Jason’s Pyramid Chest Workout
Actually, I’m not sure if this is a true pyramid chest workout because I’m going up in weight each set and then I reverse the pyramid. I like this type of workout for a few reasons. One is it allows you to gradually move into some heavy weights rather than jumping right in. At my age, warming up thoroughly is important. And really it should be important at any age if you want to prevent injury.

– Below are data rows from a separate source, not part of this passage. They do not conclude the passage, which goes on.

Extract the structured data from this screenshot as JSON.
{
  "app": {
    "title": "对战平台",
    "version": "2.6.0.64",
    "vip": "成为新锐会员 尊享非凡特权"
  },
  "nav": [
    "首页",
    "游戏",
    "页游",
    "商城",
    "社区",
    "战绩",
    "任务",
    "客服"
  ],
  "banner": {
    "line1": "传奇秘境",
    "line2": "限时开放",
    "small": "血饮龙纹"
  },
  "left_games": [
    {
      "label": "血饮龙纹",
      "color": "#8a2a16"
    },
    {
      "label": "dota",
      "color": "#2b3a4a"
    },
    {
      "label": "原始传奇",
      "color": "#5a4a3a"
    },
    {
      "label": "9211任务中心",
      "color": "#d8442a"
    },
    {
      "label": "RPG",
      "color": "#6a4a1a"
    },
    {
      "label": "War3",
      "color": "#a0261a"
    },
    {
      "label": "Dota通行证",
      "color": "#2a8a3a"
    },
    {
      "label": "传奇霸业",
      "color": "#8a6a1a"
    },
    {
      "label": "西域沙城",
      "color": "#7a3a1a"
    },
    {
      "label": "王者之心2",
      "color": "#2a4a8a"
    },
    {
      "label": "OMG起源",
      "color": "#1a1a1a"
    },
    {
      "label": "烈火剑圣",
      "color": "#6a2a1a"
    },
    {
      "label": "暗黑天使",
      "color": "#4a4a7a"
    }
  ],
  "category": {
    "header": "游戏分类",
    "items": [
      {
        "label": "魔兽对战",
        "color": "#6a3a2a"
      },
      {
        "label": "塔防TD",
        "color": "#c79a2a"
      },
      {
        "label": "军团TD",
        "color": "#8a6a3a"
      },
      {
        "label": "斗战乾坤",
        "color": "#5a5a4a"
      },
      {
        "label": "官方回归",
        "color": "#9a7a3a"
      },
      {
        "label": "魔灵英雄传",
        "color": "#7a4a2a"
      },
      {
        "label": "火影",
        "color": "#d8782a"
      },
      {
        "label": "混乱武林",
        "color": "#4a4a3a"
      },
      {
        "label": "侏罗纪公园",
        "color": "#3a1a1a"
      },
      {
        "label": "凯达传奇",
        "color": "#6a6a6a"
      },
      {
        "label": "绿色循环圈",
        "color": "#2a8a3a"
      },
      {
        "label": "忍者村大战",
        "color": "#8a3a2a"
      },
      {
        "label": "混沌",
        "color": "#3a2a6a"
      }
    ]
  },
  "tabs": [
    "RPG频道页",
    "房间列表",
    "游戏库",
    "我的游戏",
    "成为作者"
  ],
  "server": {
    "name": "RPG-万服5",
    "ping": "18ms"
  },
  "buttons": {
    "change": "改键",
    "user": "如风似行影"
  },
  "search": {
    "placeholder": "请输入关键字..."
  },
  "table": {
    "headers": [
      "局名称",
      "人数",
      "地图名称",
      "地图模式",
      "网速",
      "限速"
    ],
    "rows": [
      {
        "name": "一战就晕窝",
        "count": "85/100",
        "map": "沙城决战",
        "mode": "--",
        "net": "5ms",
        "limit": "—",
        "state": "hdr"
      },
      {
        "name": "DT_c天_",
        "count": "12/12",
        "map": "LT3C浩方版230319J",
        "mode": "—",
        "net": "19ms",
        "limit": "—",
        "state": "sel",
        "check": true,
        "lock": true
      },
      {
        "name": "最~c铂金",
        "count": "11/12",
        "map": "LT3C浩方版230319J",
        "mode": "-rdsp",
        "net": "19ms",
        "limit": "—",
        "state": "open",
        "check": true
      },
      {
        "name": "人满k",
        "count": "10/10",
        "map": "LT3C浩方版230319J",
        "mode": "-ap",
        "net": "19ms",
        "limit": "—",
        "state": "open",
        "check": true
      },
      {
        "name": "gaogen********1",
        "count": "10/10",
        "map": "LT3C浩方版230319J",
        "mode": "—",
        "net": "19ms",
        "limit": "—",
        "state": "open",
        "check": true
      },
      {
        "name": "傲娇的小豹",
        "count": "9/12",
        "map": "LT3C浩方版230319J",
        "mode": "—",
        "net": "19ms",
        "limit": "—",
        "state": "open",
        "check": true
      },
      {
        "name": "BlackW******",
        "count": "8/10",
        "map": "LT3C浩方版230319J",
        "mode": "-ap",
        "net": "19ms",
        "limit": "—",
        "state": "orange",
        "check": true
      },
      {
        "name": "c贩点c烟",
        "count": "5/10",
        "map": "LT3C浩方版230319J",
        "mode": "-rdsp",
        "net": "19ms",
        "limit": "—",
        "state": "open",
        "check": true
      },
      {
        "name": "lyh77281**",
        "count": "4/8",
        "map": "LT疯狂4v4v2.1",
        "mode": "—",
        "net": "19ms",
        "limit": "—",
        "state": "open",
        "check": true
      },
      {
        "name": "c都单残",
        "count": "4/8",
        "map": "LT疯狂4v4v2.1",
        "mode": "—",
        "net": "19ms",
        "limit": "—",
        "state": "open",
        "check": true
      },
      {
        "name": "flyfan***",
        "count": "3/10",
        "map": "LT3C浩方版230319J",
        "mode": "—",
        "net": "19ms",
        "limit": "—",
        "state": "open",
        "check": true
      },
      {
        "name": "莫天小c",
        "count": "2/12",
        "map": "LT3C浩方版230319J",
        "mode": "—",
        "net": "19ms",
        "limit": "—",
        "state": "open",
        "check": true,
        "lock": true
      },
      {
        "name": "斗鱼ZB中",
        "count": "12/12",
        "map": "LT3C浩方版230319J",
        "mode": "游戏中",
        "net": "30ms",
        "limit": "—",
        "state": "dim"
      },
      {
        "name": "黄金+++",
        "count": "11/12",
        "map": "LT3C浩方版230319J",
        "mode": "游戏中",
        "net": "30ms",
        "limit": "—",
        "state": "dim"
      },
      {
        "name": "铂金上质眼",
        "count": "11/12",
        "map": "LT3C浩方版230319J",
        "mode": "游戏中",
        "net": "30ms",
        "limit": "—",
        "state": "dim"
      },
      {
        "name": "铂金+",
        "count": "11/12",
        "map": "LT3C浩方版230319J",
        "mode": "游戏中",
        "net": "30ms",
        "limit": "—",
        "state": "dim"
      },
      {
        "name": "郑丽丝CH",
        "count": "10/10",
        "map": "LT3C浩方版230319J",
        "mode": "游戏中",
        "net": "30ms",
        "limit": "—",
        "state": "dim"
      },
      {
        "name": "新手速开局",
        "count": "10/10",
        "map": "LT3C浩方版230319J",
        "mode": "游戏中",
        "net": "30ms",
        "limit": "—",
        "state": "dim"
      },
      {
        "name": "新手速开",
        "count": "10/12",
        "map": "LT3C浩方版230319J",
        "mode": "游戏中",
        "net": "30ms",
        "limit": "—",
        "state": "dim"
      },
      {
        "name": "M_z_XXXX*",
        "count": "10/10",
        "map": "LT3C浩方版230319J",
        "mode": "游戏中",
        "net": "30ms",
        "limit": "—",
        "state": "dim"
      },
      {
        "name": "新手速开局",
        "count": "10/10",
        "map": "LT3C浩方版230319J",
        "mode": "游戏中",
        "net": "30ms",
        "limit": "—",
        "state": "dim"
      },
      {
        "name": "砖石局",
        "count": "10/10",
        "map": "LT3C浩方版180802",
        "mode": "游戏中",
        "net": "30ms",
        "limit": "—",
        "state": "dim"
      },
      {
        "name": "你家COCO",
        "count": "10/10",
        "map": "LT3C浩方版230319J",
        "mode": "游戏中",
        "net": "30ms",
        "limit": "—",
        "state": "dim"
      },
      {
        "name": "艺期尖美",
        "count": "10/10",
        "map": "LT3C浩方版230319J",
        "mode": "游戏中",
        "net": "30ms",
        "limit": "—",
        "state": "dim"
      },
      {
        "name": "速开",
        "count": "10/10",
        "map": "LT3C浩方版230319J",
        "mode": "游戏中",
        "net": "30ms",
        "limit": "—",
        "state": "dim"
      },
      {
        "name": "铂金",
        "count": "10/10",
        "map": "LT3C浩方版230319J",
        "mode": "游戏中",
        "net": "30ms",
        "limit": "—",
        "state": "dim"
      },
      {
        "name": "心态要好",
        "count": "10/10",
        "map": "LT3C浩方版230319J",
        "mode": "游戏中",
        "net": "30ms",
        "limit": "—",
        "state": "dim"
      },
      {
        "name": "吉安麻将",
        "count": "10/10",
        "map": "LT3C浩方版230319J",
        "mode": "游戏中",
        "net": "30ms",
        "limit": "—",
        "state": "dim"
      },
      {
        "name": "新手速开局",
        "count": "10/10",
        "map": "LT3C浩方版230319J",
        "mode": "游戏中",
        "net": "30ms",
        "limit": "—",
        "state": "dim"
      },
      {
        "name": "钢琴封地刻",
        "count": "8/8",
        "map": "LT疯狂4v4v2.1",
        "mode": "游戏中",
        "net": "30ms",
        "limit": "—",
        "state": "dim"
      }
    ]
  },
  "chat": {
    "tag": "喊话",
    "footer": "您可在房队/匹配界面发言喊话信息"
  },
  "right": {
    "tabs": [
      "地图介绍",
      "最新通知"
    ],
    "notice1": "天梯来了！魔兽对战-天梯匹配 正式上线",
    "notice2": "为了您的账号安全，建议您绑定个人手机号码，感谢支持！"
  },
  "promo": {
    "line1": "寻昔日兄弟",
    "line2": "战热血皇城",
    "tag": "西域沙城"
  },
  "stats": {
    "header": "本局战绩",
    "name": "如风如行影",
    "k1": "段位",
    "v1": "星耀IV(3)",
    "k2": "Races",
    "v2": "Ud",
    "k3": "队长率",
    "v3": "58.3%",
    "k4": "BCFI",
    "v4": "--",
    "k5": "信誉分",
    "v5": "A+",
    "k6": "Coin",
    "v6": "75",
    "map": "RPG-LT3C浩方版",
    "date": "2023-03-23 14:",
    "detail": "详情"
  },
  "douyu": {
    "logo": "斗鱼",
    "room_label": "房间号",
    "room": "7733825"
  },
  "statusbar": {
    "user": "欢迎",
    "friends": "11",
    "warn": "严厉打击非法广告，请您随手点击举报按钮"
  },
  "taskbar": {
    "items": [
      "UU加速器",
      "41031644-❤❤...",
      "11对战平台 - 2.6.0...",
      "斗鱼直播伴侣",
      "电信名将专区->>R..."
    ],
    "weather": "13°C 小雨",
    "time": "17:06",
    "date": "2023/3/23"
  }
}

Another reason I like pyramid workouts is it gives you a mixture of high reps and low reps as well as heavy weights and lighter weights. I also like the fact that you end up training with more volume, depending on how many total sets you do. In any case, you’re usually going to end up doing more sets with a pyramid workout (pyramid up followed by reversing the pattern) than you would doing straight sets.
Pyramid Chest Workout
Incline Barbell Press: 6 sets x 10, 8, 5, 5, 8, 10 reps
Cable Flyes: 4 sets x 12 reps
Hammer Strength Incline Press: 6 sets x 12, 8, 6, 6, 8, 12
Pec-Dec Flyes: 4 sets x 12 reps
As you can see, I used the pyramid method only on my pressing exercises. Another variation in this chest workout is I alternates my presses and flyes. You see most people perform flyes at the end of their chest workouts. This gives me a different feel and pump so I’ll alternate them from time to time.
If you’re looking for something new and just need a change in your workout, try this pyramid chest workout. You definitely get a good pump with all the volume. I actually did this workout yesterday (my schedule has been a little weird this week so my normal workout days were shifted). I was sore the day of the workout and still pretty sore today.